Когда я вернулась, за столиком уже диктовала заказ свежая компания. Моего поручика не было. Как и оставленной на стуле польской сумки с трусиками, паспортом и пятьюдесятью тремя рублями сорока шестью командировочными копейками...

Не проявляй никакой внешней инициативы. Дея­тельная любовница — ночной кошмар мужчины. Они же лидеры (истинные или мифические — вопрос второ­степенный) и не выносят, когда из их рук рвут пальму первенства, никогда ни о чем не проси. Могут от­казать, и будет больно. А страдание— питательная среда для любви. Особенно вначале, когда еще не рассеялся розовый туман, когда еще слишком уверена в своей власти.
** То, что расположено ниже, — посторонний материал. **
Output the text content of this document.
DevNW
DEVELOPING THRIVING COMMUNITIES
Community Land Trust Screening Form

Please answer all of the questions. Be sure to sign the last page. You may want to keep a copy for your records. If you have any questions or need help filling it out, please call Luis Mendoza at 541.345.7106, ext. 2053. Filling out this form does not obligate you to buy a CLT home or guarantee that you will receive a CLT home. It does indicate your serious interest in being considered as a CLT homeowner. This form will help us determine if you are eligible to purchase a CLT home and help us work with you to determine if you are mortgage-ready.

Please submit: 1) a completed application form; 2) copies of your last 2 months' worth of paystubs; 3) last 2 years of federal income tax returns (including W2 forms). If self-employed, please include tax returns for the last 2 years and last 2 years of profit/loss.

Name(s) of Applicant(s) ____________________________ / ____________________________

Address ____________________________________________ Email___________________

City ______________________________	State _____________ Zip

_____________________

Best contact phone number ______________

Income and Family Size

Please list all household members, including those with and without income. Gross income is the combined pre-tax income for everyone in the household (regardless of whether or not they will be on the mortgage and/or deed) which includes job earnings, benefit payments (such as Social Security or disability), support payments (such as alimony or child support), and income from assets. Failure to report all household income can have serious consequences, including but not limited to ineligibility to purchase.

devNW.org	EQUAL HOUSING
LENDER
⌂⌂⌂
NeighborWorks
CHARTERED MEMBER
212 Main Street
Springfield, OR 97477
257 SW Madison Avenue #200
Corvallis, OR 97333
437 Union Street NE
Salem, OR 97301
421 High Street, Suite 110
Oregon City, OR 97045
Сопротивление ей заставит упорство­вать, и не заметишь, как из королевы превратишься в нищенку.

Вообще мы обладаем поразительным даром пор­тить себе праздники попытками растянуть их до раз­меров будней, а веселый водевиль — до масштабов древнегреческой трагедии. Синдром старухи из сказ­ки о золотой рыбке. Чтобы не раскачиваться скорб­ным маятником над разбитым корытом — не жад­ничай, бери лишь то, что дают без напряжения, не кидайся босиком по снегу вдогонку за решительной спиной. Ничего не добьешься, кроме простуды и оби­ды.

Идеально — вовсе не доводить до финальной точки. Нет ничего более унылого, чем исчерпанные до дна отношения: ил, грязь, коряги. Пусть лучше будет элегантное многоточие, поставленное тобой, а не со. автором где-то посредине.